Longer answer:  Section 10(b) of the Securities Exchange Act of 1934 and Rule 10(b)(5) prohibit undisclosed trading on inside corporate information by individuals who are under a duty of trust and confidence (“fiduciary duty”) that prohibits them from secretly using that information for personal advantage. This is typically called “insider trading.” If someone does this, they are subject to criminal and civil liability. But ALSO, these people who have the insider information, may not give that information to others for trading, either. The “tippee” acquires the “tipper’s” duty to disclose, or duty to abstain from trading, if the tippee knows the information was disclosed in breach of the tipper’s duty.  In Dirks v. SEC, 463 U.S. 646 (1983), the Court held a tipper breaches his or her fiduciary duty when the tipper discloses the inside information for personal benefit. A jury can infer personal benefit where the tipper receives something of value in exchange for the tip or “makes a gift of confidential information to a trading relative or friend.”  Id. at 664.

Here, Salman challenged his convictions for insider trading. Salman received trading tips from an extended family member who had received the information from Salman’s brother-in-law.  Salman traded on that information.  He argued that he could not be held liable as a tippee because the tipper (his brother-in-law) did not personally receive money or property in exchange for the tips and therefore did not personally benefit from them.  The Second Circuit Court of Appeals disagreed and held that Dirks allowed the jury to infer that the tipper breached a duty because he made a “gift of confidential information to a trading relative.”  792 F.3d 1087, 1092 (CA9 2015).

The Facts

Maher Kara was an investment banker with Citigroup. He handled matters of mergers and acquisitions involving Citigroup’s clients. Kara was close to his older brother, Mounir Kara (“Michael”). He began discussing his work with Michael.  Michael began to trade on the information he was getting from his brother regarding these mergers and acquisitions.  Michael began to feed this information to others, including Salman. Maher knew about it. Salman knew the information was coming to him by way of the breach of a fiduciary duty. By the time the authorities caught on, Salman made over $1.5 million in profits that he split with another relative who executed trades on Salman’s behalf. After he was convicted, Salman was sentenced to 36 months of prison and $730,000 in restitution.

The Result

The Court had little problem finding a violation here which is not surprising. As it held in Dirks, a tippee is exposed to liability for trading on inside information only if the tippee participates in a breach of the tipper’s fiduciary duty. Whether the tipper breached that duty depends “in large part on the purpose of the disclosure” to the tippee. 463 U.S. at 662. “[T]he test is whether the insider personally will benefit, directly or indirectly, from his disclosure.” Ibid. Specifically, the Court found that “[t]he elements of fiduciary duty and exploitation of nonpublic information also exist when an insider makes a gift of confidential information to a trading relative or friend.”

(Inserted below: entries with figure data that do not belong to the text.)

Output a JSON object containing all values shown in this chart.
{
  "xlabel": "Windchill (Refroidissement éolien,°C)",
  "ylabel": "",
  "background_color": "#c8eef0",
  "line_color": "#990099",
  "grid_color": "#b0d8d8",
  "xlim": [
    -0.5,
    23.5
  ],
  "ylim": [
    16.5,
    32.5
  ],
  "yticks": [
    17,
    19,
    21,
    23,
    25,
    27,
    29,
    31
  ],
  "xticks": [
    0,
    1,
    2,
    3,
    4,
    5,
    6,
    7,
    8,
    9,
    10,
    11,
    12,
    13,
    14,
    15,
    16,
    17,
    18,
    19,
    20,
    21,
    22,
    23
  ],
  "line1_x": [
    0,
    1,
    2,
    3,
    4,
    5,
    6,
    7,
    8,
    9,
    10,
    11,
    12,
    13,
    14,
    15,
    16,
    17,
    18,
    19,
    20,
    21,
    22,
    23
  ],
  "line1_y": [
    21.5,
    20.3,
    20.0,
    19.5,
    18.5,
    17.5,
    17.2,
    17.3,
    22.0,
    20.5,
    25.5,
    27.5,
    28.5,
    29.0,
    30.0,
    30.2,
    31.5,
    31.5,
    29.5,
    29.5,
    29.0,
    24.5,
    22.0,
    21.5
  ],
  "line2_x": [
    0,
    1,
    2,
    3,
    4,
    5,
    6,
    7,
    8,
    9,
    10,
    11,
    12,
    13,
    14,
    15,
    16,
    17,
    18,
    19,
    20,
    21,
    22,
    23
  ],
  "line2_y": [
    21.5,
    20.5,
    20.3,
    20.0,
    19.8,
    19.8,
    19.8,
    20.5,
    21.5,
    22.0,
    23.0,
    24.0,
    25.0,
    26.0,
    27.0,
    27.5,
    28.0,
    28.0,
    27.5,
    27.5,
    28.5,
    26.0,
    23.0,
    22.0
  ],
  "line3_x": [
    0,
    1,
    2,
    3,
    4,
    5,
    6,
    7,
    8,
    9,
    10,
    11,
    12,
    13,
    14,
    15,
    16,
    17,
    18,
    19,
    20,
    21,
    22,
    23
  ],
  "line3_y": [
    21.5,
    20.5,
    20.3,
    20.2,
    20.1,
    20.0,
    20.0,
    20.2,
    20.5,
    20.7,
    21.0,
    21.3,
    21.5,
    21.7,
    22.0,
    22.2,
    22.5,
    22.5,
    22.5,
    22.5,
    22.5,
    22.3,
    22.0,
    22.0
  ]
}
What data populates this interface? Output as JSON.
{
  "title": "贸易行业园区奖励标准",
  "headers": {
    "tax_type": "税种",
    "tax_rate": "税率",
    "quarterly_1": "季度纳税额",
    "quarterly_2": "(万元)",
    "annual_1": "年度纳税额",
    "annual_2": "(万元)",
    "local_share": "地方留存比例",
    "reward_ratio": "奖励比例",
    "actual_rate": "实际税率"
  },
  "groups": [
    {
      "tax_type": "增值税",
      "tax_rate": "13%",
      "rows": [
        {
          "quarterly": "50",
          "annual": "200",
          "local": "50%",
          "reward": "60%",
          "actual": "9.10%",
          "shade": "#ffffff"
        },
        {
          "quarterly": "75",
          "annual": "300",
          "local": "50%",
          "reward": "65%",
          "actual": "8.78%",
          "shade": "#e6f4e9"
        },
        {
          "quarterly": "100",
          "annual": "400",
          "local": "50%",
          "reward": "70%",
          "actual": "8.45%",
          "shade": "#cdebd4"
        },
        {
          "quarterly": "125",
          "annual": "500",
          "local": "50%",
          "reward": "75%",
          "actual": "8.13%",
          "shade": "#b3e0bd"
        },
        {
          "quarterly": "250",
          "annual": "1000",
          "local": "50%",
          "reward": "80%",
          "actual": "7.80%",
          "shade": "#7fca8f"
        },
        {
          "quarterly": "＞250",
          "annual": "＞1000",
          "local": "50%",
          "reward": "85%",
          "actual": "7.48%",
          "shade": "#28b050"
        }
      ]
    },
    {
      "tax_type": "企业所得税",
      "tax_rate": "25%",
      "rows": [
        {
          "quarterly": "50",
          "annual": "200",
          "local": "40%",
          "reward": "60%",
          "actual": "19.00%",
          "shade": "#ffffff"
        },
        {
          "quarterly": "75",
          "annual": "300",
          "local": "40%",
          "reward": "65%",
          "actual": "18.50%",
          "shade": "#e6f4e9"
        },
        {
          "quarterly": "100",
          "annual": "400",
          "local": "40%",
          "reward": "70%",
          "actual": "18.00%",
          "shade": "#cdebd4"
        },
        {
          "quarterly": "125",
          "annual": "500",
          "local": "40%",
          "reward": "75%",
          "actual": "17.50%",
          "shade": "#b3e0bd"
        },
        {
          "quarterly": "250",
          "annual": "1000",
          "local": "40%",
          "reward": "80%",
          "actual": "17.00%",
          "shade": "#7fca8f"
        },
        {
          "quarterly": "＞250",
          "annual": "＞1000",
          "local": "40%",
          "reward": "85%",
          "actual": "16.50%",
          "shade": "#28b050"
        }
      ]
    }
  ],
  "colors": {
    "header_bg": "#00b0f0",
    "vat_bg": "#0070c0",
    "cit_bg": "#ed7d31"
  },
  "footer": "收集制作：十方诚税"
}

So, it does not matter that the initial tipper did not receive any monetary or other financial reward. What matters is that the information to Michael was a “gift of confidential information to a trading relative” and that Salman knew that when he traded.  The Court found Salman’s conduct “in the heartland” of Dirks‘s rule concerning gifts:

            It remains the case that “[d]etermining whether an insider personally benefits from a particular disclosure, a question of fact, will not always be easy for courts.”  463 U.S., at 664.  But there is no need for us to address those difficult cases today, because this case involves “precisely the ‘gift of confidential information to a trading relative’ that Dirks envisioned.”  792 F.3d 1092 (quoting 463 U.S., at 664).